Rep. Kevin Cramer’s endorsement of presidential candidate Donald Trump at the NDGOP convention, where still-active and bitter Trump rival Ted Cruz addressed delegates, really stirred a lot of controversy. But it’s starting to look like the endorsement may have been smart politics for Cramer.
He has emerged as something just short of an official adviser to Trump on energy policy:
Now Cramer has emerged as the top energy adviser on Capitol Hill to the campaign and regularly is in touch with Trump’s policy director. He’s drawing up at least two white papers outlining an energy strategy, and more could come.
It’s a unique and influential role for a relatively junior lawmaker, especially for a campaign with no strong ties to the energy industry and only the broadest of positions on climate change, fossil fuels and U.S. EPA regulations.
But Cramer is well-versed in energy and environmental policy. Prior to his election to the House, where he serves on the Energy and Commerce Committee, Cramer spent more than nine years on the North Dakota Public Service Commission. He was first appointed to the PSC by then-Gov. John Hoeven (R), and then won election to the post in his own right.
“He’s got a strong background,” said Hoeven, who is now North Dakota’s senior senator, in an interview yesterday. “He’s smart, very knowledgeable.”

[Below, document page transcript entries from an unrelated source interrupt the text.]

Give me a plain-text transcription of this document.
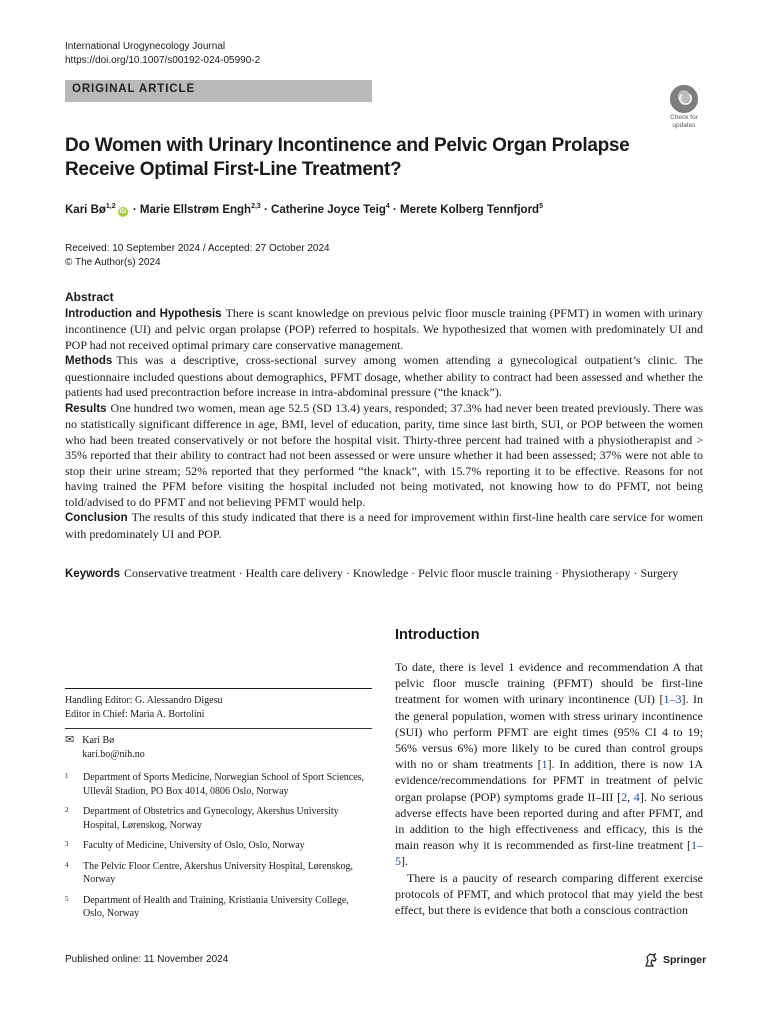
International Urogynecology Journal
https://doi.org/10.1007/s00192-024-05990-2
ORIGINAL ARTICLE
Check for
updates
Do Women with Urinary Incontinence and Pelvic Organ Prolapse Receive Optimal First-Line Treatment?
Kari Bø$^{1,2}$iD · Marie Ellstrøm Engh$^{2,3}$ · Catherine Joyce Teig$^4$ · Merete Kolberg Tennfjord$^5$
Received: 10 September 2024 / Accepted: 27 October 2024
© The Author(s) 2024
Abstract

Introduction and Hypothesis There is scant knowledge on previous pelvic floor muscle training (PFMT) in women with urinary incontinence (UI) and pelvic organ prolapse (POP) referred to hospitals. We hypothesized that women with predominately UI and POP had not received optimal primary care conservative management.

Methods This was a descriptive, cross-sectional survey among women attending a gynecological outpatient’s clinic. The questionnaire included questions about demographics, PFMT dosage, whether ability to contract had been assessed and whether the patients had used precontraction before increase in intra-abdominal pressure (“the knack”).

Results One hundred two women, mean age 52.5 (SD 13.4) years, responded; 37.3% had never been treated previously. There was no statistically significant difference in age, BMI, level of education, parity, time since last birth, SUI, or POP between the women who had been treated conservatively or not before the hospital visit. Thirty-three percent had trained with a physiotherapist and > 35% reported that their ability to contract had not been assessed or were unsure whether it had been assessed; 37% were not able to stop their urine stream; 52% reported that they performed “the knack”, with 15.7% reporting it to be effective. Reasons for not having trained the PFM before visiting the hospital included not being motivated, not knowing how to do PFMT, not being told/advised to do PFMT and not believing PFMT would help.

Conclusion The results of this study indicated that there is a need for improvement within first-line health care service for women with predominately UI and POP.

Keywords Conservative treatment · Health care delivery · Knowledge · Pelvic floor muscle training · Physiotherapy · Surgery
Handling Editor: G. Alessandro Digesu
Editor in Chief: Maria A. Bortolini
✉ Kari Bø
kari.bo@nih.no
1	Department of Sports Medicine, Norwegian School of Sport Sciences, Ullevål Stadion, PO Box 4014, 0806 Oslo, Norway
2	Department of Obstetrics and Gynecology, Akershus University Hospital, Lørenskog, Norway
3	Faculty of Medicine, University of Oslo, Oslo, Norway
4	The Pelvic Floor Centre, Akershus University Hospital, Lørenskog, Norway
5	Department of Health and Training, Kristiania University College, Oslo, Norway
Introduction

To date, there is level 1 evidence and recommendation A that pelvic floor muscle training (PFMT) should be first-line treatment for women with urinary incontinence (UI) [1–3]. In the general population, women with stress urinary incontinence (SUI) who perform PFMT are eight times (95% CI 4 to 19; 56% versus 6%) more likely to be cured than control groups with no or sham treatments [1]. In addition, there is now 1A evidence/recommendations for PFMT in treatment of pelvic organ prolapse (POP) symptoms grade II–III [2, 4]. No serious adverse effects have been reported during and after PFMT, and in addition to the high effectiveness and efficacy, this is the main reason why it is recommended as first-line treatment [1–5].

There is a paucity of research comparing different exercise protocols of PFMT, and which protocol that may yield the best effect, but there is evidence that both a conscious contraction

Published online: 11 November 2024	Springer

There have been rumors banging around political circles about the potential of Cramer accepting a cabinet position – Secretary of Energy? – in a Trump administration. That seems both premature and unlikely, at this point.
Trump has to win a national election first, which is anything but certain. And Cramer has his own political aspirations to consider, which include (I think, anyway) a run for the U.S. Senate in 2018. Short of that, I think Cramer enjoys being in the House. A lot. I’m not sure I’ve met a politician who loves to campaign more than Cramer.
But Cramer’s influence on Trump when it comes to energy policy would be big advantage with North Dakota an important factor in America’s energy conversation these days.
Trump having the good sense to listen to someone on Cramer on energy policy almost makes his his expected endorsement as the Republican nominee seem sane.